Fig. 6. Mechanism diagram: PAD4 (hi) CD68⁺ VSMCs could activate surrounding VSMCs by releasing ETs.

PAD4 (hi) CD68⁺ VSMCs released ETs preferentially contributed to trans-differentiation of VSMCs to CD68⁺ VSMCs and increased collagen degradation, rather than VSMCs’ trans-differentiation into Fibrochondrocyte (FC) or Fibromyocyte (FM) to stabilize plaques. The ETs activated the STING-SOCS1 signaling pathway, and TLR4-MYD88 signaling pathway of surrounding VSMCs derived cells within the microenvironment of atherosclerosis plaque.
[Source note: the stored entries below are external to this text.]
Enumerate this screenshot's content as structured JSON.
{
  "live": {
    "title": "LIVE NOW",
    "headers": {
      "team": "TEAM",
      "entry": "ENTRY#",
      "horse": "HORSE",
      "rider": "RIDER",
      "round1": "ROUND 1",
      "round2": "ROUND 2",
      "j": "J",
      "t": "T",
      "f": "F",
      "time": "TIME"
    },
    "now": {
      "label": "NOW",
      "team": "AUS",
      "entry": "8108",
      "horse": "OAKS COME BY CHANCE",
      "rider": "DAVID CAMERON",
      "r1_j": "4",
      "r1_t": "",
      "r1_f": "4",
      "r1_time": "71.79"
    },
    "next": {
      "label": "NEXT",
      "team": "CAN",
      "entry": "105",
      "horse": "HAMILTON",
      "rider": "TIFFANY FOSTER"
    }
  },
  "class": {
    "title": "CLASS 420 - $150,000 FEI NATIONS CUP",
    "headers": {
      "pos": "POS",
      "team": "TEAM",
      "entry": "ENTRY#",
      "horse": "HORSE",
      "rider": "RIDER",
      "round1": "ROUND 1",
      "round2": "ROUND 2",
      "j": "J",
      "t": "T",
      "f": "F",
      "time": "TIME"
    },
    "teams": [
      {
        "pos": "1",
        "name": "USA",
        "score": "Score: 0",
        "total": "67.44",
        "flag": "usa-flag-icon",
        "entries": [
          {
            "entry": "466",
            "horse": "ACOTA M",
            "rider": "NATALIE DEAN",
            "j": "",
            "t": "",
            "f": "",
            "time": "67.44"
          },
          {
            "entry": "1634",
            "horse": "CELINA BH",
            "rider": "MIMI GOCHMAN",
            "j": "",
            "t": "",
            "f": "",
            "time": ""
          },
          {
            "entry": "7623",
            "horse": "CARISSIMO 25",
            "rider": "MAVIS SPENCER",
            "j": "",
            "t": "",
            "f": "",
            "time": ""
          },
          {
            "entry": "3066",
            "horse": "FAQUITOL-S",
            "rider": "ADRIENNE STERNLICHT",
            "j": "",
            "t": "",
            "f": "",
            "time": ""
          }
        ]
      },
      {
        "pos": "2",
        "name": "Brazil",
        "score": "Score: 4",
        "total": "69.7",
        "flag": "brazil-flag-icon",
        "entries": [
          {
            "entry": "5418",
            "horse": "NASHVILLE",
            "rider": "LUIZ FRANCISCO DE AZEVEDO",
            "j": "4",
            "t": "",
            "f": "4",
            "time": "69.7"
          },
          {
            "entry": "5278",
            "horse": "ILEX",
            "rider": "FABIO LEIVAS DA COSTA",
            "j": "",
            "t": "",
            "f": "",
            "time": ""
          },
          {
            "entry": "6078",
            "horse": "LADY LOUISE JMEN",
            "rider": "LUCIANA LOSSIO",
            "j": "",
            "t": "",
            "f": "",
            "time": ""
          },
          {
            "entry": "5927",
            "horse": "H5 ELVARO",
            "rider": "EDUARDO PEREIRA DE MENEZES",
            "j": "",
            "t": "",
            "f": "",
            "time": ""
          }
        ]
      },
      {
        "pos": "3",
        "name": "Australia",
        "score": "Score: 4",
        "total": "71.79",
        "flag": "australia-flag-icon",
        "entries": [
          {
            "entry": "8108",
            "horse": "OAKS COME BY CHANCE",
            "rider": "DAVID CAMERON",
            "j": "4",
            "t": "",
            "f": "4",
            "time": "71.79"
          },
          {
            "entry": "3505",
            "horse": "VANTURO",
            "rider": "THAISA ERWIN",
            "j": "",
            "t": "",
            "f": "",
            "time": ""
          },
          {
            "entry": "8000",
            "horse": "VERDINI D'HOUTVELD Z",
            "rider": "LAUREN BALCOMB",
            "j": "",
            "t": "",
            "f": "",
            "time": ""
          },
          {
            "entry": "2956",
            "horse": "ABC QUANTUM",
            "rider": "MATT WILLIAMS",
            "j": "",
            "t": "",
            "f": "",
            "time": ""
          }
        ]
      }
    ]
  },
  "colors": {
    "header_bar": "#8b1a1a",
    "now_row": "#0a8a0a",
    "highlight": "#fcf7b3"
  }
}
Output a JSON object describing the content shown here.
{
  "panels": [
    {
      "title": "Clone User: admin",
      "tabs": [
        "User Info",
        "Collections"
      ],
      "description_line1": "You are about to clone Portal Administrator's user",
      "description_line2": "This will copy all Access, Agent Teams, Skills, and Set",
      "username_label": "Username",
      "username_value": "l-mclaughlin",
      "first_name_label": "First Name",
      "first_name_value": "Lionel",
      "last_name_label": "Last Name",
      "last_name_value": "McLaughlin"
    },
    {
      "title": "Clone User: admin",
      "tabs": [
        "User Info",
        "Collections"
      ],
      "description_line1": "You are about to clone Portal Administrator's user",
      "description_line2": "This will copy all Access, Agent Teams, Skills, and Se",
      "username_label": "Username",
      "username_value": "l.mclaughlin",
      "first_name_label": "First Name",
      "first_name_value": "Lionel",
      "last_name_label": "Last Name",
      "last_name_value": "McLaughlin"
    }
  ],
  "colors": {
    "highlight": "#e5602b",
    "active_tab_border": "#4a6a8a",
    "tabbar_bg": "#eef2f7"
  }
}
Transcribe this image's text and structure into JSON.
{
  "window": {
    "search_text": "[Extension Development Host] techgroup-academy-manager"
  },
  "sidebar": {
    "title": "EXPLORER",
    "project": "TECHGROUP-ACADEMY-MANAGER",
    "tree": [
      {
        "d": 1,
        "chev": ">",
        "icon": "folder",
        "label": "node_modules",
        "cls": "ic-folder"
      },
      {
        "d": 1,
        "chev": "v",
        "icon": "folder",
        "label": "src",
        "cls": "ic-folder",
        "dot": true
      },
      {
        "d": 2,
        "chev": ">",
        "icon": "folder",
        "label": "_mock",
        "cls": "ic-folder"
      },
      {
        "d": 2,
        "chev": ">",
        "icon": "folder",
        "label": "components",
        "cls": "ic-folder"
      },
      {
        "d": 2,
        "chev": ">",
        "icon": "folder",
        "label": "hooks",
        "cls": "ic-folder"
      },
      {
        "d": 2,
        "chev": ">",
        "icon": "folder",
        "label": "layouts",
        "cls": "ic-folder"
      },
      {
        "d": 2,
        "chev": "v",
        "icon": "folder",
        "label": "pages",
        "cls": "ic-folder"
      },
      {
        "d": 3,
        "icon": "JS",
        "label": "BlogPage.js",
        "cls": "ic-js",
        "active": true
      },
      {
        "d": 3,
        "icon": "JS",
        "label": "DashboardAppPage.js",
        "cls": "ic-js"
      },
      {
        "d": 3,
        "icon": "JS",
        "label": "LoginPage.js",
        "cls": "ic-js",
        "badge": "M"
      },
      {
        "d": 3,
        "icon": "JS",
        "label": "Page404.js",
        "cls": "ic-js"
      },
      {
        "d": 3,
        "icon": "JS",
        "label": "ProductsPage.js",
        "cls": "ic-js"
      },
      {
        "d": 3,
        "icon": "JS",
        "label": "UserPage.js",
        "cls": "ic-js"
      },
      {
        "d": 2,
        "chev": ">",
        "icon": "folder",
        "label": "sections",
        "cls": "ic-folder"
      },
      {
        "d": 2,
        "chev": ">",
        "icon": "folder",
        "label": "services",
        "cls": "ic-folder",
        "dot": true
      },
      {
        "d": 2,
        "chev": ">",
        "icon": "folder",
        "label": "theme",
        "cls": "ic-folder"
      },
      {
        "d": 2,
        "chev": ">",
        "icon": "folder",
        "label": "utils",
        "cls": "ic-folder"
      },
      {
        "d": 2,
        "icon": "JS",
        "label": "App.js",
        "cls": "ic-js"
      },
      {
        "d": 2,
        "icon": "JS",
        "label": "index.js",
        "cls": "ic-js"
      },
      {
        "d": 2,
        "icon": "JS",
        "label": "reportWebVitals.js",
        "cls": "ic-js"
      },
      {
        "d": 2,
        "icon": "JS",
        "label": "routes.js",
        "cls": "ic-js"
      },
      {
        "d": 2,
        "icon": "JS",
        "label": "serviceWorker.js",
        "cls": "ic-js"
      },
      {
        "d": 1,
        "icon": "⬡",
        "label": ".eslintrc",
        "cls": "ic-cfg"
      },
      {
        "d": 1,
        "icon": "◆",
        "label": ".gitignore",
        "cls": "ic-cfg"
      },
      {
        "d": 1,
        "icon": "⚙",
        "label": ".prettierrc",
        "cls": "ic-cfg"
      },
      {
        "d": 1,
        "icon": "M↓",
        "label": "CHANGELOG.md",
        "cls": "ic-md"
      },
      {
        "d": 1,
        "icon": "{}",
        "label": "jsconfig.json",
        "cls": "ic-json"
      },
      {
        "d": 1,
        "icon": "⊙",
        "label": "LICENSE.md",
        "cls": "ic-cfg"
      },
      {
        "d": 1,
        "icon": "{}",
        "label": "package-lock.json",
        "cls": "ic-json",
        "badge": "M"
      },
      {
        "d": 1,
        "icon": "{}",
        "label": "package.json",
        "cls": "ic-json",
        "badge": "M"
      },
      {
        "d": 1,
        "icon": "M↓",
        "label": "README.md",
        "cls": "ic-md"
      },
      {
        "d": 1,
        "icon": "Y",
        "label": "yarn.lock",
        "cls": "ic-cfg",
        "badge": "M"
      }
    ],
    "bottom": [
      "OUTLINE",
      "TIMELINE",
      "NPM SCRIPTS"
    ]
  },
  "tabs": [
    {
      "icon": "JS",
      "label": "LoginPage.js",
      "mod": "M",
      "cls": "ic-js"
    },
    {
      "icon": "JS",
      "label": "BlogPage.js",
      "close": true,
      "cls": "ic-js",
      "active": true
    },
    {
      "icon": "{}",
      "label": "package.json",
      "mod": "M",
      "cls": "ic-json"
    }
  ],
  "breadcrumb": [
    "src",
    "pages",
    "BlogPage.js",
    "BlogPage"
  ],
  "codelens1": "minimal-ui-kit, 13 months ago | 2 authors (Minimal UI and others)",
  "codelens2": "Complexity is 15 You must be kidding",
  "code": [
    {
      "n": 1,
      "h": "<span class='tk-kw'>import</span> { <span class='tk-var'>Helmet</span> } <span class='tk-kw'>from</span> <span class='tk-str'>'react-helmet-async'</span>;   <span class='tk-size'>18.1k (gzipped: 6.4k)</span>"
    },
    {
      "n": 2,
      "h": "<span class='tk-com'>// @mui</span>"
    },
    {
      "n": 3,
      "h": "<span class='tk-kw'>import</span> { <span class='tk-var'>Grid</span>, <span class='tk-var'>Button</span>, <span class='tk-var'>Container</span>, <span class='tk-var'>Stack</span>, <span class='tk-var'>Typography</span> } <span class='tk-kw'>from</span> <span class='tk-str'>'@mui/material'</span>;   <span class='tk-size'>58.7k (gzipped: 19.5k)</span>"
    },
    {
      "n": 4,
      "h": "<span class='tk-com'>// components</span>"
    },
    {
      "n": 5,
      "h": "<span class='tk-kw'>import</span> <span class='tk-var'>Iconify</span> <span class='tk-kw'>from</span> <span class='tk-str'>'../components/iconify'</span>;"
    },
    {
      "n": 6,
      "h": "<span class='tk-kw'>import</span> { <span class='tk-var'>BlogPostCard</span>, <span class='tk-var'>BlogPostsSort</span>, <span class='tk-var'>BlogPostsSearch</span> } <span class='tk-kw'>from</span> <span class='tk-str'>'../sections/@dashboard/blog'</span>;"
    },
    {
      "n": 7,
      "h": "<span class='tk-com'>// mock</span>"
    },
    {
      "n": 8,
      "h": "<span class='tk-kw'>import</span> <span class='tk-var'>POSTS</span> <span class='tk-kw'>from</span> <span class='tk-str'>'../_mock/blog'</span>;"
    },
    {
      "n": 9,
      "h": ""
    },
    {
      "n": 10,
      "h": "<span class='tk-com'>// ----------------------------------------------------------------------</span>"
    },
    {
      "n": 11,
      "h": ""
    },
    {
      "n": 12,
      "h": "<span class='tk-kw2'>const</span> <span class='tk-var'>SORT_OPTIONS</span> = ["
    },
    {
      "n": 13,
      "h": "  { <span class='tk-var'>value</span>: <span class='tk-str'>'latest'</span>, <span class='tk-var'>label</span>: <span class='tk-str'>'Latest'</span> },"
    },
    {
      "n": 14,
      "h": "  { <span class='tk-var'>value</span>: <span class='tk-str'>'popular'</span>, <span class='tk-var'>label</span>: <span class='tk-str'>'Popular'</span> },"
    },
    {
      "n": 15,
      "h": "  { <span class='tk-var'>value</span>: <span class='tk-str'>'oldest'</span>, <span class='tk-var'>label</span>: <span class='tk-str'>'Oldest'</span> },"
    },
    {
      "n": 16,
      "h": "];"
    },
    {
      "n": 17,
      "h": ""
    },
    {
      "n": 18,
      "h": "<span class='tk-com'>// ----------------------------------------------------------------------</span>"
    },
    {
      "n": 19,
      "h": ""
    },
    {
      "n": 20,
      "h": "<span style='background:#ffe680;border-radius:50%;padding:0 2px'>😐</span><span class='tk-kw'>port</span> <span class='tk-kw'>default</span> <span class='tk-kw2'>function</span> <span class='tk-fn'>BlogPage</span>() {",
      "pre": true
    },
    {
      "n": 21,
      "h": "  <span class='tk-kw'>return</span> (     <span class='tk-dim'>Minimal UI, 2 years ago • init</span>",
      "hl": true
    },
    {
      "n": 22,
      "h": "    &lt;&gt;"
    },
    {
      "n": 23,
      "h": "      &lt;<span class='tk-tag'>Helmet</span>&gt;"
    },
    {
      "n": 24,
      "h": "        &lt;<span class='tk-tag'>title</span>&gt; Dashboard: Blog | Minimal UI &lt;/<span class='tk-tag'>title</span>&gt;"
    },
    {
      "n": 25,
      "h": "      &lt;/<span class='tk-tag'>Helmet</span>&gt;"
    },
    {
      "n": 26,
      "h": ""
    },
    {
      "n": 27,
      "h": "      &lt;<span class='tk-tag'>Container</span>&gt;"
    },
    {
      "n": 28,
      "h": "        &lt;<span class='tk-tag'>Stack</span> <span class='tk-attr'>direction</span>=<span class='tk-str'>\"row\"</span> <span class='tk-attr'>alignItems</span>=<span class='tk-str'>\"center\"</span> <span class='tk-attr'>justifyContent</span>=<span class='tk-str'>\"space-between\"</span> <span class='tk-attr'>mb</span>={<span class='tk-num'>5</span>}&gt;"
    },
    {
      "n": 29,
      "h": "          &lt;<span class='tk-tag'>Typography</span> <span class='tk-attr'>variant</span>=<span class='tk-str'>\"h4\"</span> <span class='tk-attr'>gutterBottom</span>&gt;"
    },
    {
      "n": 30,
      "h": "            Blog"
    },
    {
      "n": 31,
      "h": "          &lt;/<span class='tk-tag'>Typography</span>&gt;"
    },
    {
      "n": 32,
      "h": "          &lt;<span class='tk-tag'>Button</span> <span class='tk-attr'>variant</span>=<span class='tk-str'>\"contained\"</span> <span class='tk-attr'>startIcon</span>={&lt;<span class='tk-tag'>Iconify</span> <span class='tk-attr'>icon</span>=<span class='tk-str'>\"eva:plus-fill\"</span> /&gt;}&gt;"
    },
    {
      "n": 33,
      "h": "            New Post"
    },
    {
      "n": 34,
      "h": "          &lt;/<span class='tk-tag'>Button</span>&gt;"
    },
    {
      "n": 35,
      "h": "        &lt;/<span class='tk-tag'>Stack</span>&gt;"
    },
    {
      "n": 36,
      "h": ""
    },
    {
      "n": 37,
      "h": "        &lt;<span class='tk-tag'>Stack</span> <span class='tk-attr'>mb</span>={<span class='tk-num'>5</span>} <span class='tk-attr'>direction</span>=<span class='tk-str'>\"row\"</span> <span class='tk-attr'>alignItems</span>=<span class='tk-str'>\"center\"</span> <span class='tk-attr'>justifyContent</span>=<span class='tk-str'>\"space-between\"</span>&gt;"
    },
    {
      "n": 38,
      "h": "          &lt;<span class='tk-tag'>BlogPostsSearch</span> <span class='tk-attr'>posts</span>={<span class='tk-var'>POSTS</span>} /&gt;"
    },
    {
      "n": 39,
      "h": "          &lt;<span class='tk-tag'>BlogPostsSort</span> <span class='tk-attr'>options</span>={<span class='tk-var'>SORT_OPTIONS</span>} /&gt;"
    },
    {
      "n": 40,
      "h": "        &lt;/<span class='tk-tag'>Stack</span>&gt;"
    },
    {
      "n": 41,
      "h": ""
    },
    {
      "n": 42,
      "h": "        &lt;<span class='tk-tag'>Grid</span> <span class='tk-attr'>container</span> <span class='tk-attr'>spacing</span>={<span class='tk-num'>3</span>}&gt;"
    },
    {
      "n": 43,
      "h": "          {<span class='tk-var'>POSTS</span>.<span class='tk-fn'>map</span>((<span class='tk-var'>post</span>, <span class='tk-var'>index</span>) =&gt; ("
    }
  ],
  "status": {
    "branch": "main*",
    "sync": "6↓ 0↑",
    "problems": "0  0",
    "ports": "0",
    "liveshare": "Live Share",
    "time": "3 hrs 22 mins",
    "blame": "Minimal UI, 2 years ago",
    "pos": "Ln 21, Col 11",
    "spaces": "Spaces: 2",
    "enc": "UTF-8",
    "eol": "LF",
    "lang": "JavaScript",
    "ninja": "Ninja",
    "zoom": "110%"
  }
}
The TLR4 signaling pathway activation resulted in the releases of TNF-α, MMP-9, and MMP-12, thus, causing collagen degradation. STING-SOCS1 signaling pathway activation inhibited the process of phosphorating STAT3, thus contributing to the inhibition of VSMC’s contractile phenotype and transferring to harmful-like cells, resulting in plaque progression or instability.